Происшедшее стало полной неожиданностью для Константина. Глубинные истоки внезапной для него революции крылись в оскорбленных национальных чувствах поляков. Еще в 1826 году Константин стремился убедить воцарившегося брата Николая I, что среди «его» поляков не было декабристов, но потом, в ходе следствия стало ясно, что это не так. Замешанных в крамоле польских офицеров судили в Варшаве, и суд, к удивлению Константина, оправдал почти всех подсудимых. Константин был в ярости, но надеялся с помощью вымуштрованной им польской армии подавить любой мятеж. Но эта-то армия и изменила ему... Дело в том, что цесаревич не замечал главного: его самовластное пятнадцатилетнее правление в Польше давно уже было тягостно туземцам, а учитывая его необузданный нрав, многим и ненавистно. С приходом к власти Николая I поляки рассчитывали на перемены, особенно когда новый император короновался в Варшаве короной польских королей. Но новый император, не в пример своему предшественнику Александру I, давшему поляком конституцию, никакой речи о переменах в Польше не заводил и смотрел на Польшу как на вотчину своего брата Константина. А тут в Европе вспыхнула революция. Она охватила страны, в которых был как раз установлен режим образца Венского конгресса. Искры этого огня и попали в Польшу...
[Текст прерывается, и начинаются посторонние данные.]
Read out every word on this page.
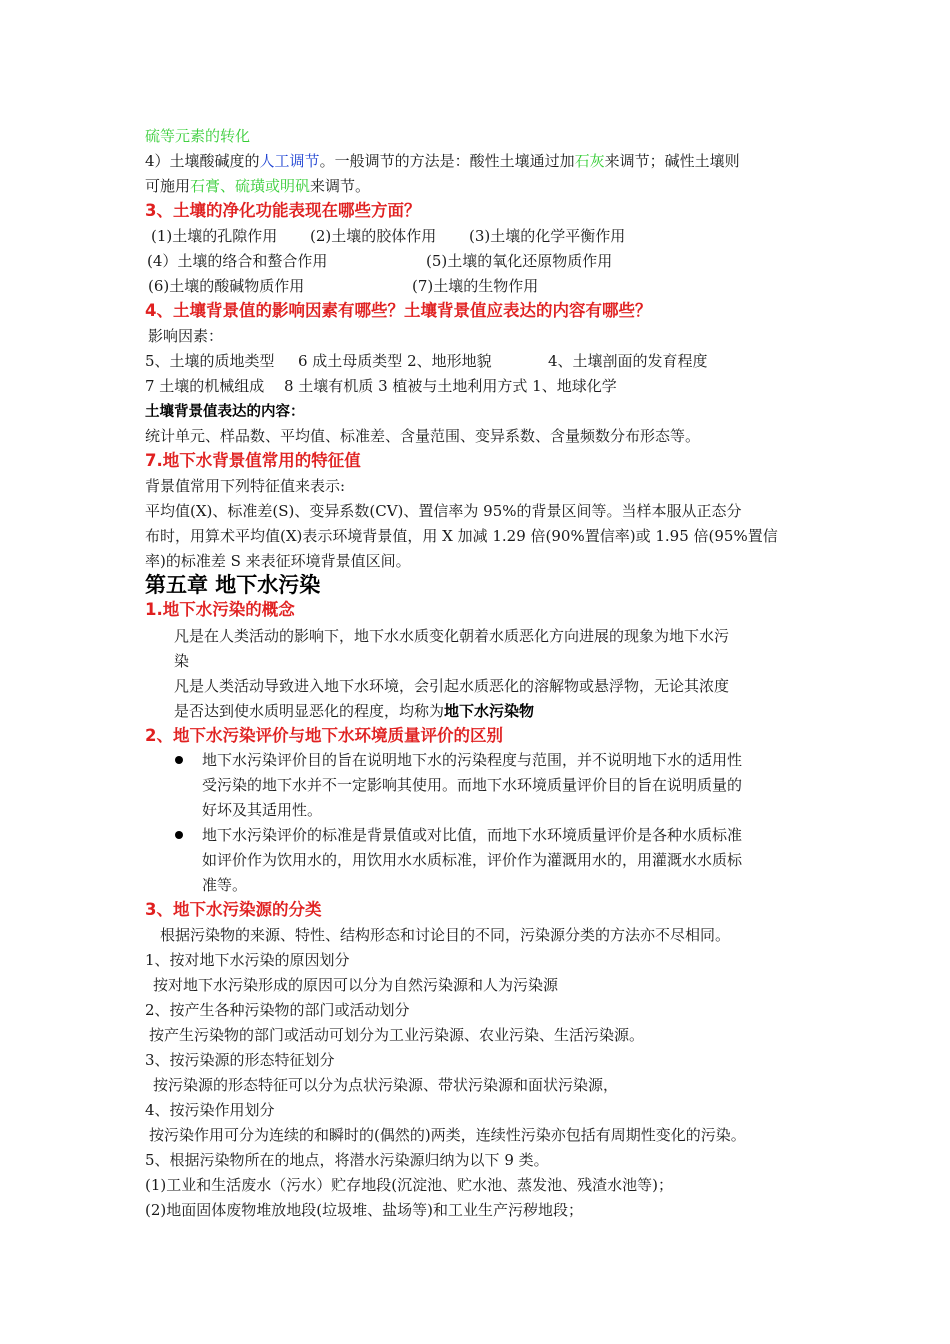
硫等元素的转化
4）土壤酸碱度的人工调节。一般调节的方法是：酸性土壤通过加石灰来调节；碱性土壤则
可施用石膏、硫璜或明矾来调节。
3、土壤的净化功能表现在哪些方面？
(1)土壤的孔隙作用 (2)土壤的胶体作用 (3)土壤的化学平衡作用
(4）土壤的络合和螯合作用	(5)土壤的氧化还原物质作用
(6)土壤的酸碱物质作用	(7)土壤的生物作用
4、土壤背景值的影响因素有哪些？土壤背景值应表达的内容有哪些？
影响因素：
5、土壤的质地类型 6 成土母质类型 2、地形地貌	4、土壤剖面的发育程度
7 土壤的机械组成 8 土壤有机质 3 植被与土地利用方式 1、地球化学
土壤背景值表达的内容：
统计单元、样品数、平均值、标准差、含量范围、变异系数、含量频数分布形态等。
7.地下水背景值常用的特征值
背景值常用下列特征值来表示:
平均值(X)、标准差(S)、变异系数(CV)、置信率为 95%的背景区间等。当样本服从正态分
布时，用算术平均值(X)表示环境背景值，用 X 加减 1.29 倍(90%置信率)或 1.95 倍(95%置信
率)的标准差 S 来表征环境背景值区间。
第五章 地下水污染
1.地下水污染的概念
凡是在人类活动的影响下，地下水水质变化朝着水质恶化方向进展的现象为地下水污
染
凡是人类活动导致进入地下水环境，会引起水质恶化的溶解物或悬浮物，无论其浓度
是否达到使水质明显恶化的程度，均称为地下水污染物
2、地下水污染评价与地下水环境质量评价的区别
地下水污染评价目的旨在说明地下水的污染程度与范围，并不说明地下水的适用性
受污染的地下水并不一定影响其使用。而地下水环境质量评价目的旨在说明质量的
好坏及其适用性。
地下水污染评价的标准是背景值或对比值，而地下水环境质量评价是各种水质标准
如评价作为饮用水的，用饮用水水质标准，评价作为灌溉用水的，用灌溉水水质标
准等。
3、地下水污染源的分类
根据污染物的来源、特性、结构形态和讨论目的不同，污染源分类的方法亦不尽相同。
1、按对地下水污染的原因划分
按对地下水污染形成的原因可以分为自然污染源和人为污染源
2、按产生各种污染物的部门或活动划分
按产生污染物的部门或活动可划分为工业污染源、农业污染、生活污染源。
3、按污染源的形态特征划分
按污染源的形态特征可以分为点状污染源、带状污染源和面状污染源，
4、按污染作用划分
按污染作用可分为连续的和瞬时的(偶然的)两类，连续性污染亦包括有周期性变化的污染。
5、根据污染物所在的地点，将潜水污染源归纳为以下 9 类。
(1)工业和生活废水（污水）贮存地段(沉淀池、贮水池、蒸发池、残渣水池等)；
(2)地面固体废物堆放地段(垃圾堆、盐场等)和工业生产污秽地段；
Все происшедшее в 1830 году стало катастрофой для Константина. Рушился созданный им с таким трудом мир... Когда польская делегация явилась к Константину, окруженному русскими войсками, для переговоров и предложила ему занять польский трон, он не скрывал своего возмущения неблагодарностью поляков, неслыханным оскорблением в его собственном доме: «Я все позабыл потому, что в сущности я лучший поляк, нежели вы все, господа; я женат на польке, нахожусь среди вас, я так давно говорю на вашем языке, что теперь затрудняюсь выражаться по-русски... Если бы я захотел — вас в первую минуту всех бы уничтожили, я был единственным лицом в моем штабе, которое не хотело, чтобы по вас стреляли». Он был возмущен тем, что началось восстание в той части империи, где люди (благодаря ему!) жили благополучнее и спокойнее всех других народов Российской империи!